Now, for this account there is still taxes that need to be paid. Starting in 2022, the first $1,150 of unearned income such as dividends, interest or earnings from account, is tax-free. After that amount it is taxed at the child’s rate and if the account rises above $2,300, it will be taxed at the parent or guardian’s tax rate.
Buying Stocks
The process of buying stocks is fairly simple. You go to a brokerage firm and open an account. I use Robinhood and Fidelity to trade. I use Robinhood for crypto and Fidelity for my dividend stocks. After you have opened the account you will deposit money in said account and from there you will select the stock you want, confirm some stuff and done.
Look at the screenshot below, this was taken off the fidelity app. You’ll see at the top is your balance which is cash available to use to trade. As you can see, I have $1.47 left to trade with. Below that you will see the symbol field, this is the stock ticker abbreviation. Once you select a stock and click buy it will automatically pop up in this field. It will also list its last price and what you will buy it for.
From here you will see a Buy or Sell option (Depending on what you want to do with it), and under that you can select Shares or Dollars. This option merely means you can buy a set amount of shares or you can buy a specific dollar amount. The dollar amount sometimes will not work if the company you are buying from does not allow fractional shares. Some companies require that whole shares be bought.
You will type in how many shares you want and what order type you want. Market means you are buying for what it is currently selling at. You can use this option from 7AM to 3PM. After this, the stock is not guaranteed to be at that price if you select this option and will trade the next day.
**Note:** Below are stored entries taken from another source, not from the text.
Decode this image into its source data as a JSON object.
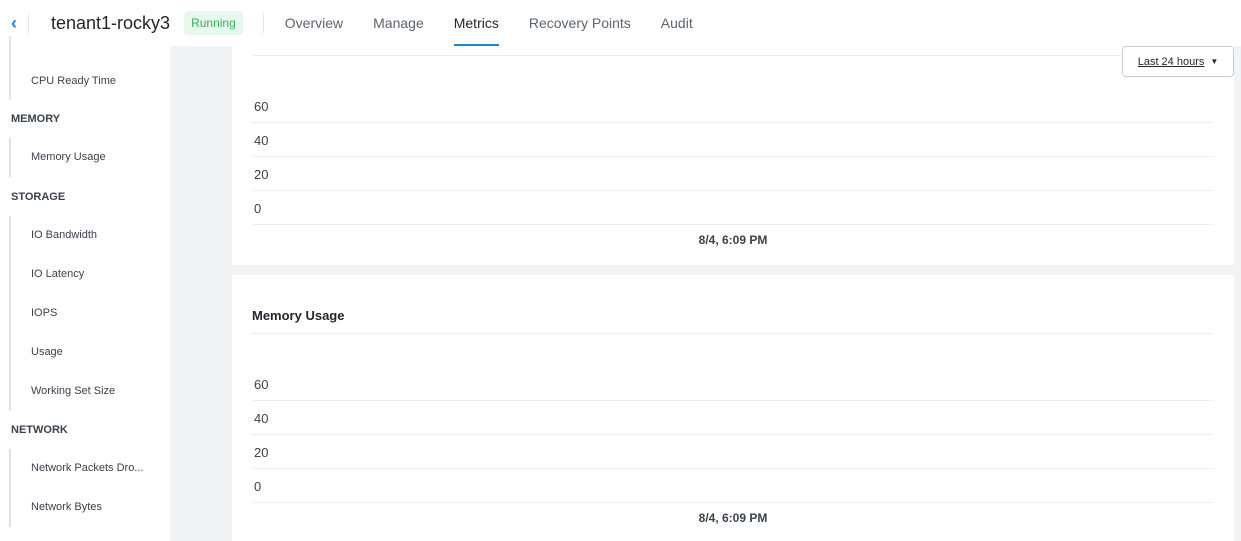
{
  "header": {
    "title": "tenant1-rocky3",
    "status": "Running",
    "tabs": [
      "Overview",
      "Manage",
      "Metrics",
      "Recovery Points",
      "Audit"
    ],
    "active_tab": "Metrics"
  },
  "sidebar": {
    "cpu_items": [
      "CPU Ready Time"
    ],
    "memory": {
      "label": "MEMORY",
      "items": [
        "Memory Usage"
      ]
    },
    "storage": {
      "label": "STORAGE",
      "items": [
        "IO Bandwidth",
        "IO Latency",
        "IOPS",
        "Usage",
        "Working Set Size"
      ]
    },
    "network": {
      "label": "NETWORK",
      "items": [
        "Network Packets Dro...",
        "Network Bytes"
      ]
    }
  },
  "time_range": "Last 24 hours",
  "charts": [
    {
      "title": "",
      "y_ticks": [
        "60",
        "40",
        "20",
        "0"
      ],
      "x_label": "8/4, 6:09 PM"
    },
    {
      "title": "Memory Usage",
      "y_ticks": [
        "60",
        "40",
        "20",
        "0"
      ],
      "x_label": "8/4, 6:09 PM"
    }
  ]
}
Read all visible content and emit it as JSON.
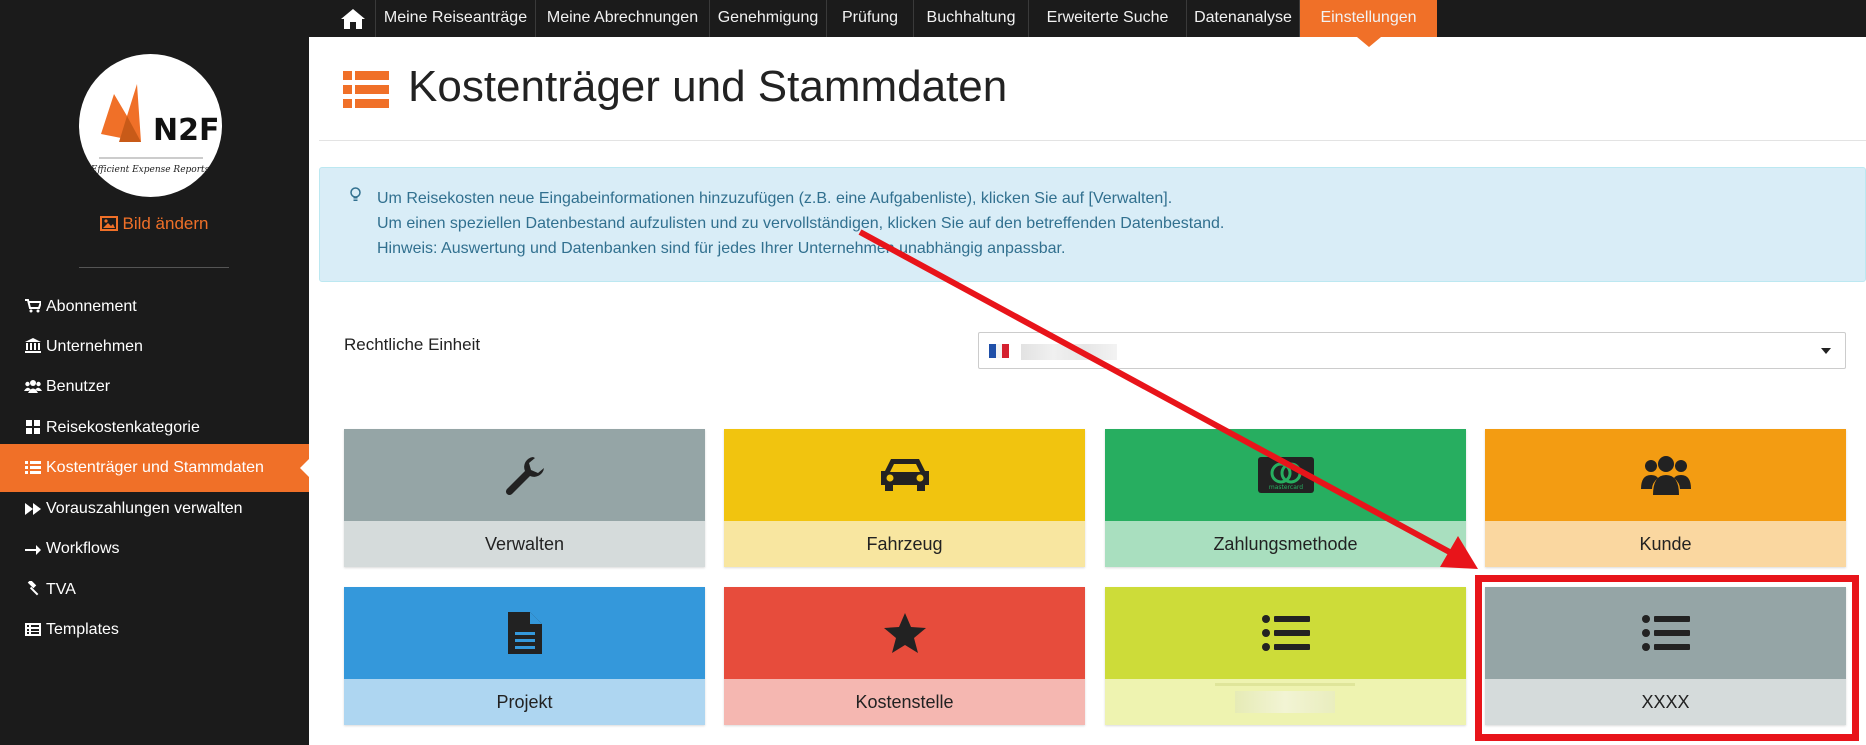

It would be higher or lower than the current day’s price. Limit orders means you set the price you want to buy it at and if it hits that price during the current day or next trading day it will buy or sell that stock for you with your selected price. You will then preview your order and select confirm.
See how easy that is? Buying stocks is very simple and anyone can do it. The hard part is doing the research and verifying stocks before you buy them. Some stocks may look good on the outside but can be rotten on the inside. You want to make sure you are not buying a stock from a company that could close up shop next year. You want to buy stocks from companies that have been around a long time, have stability financials and provide you with a good return. I only buy dividend stocks because those companies pay you to own the stock. For example, Coca-Cola (KO) pays you to own a piece of their company. We all love coke, the company has a strong presence so this one makes sense. But, as with everything, please do your due diligence and consult a licensed broker if you are not sure.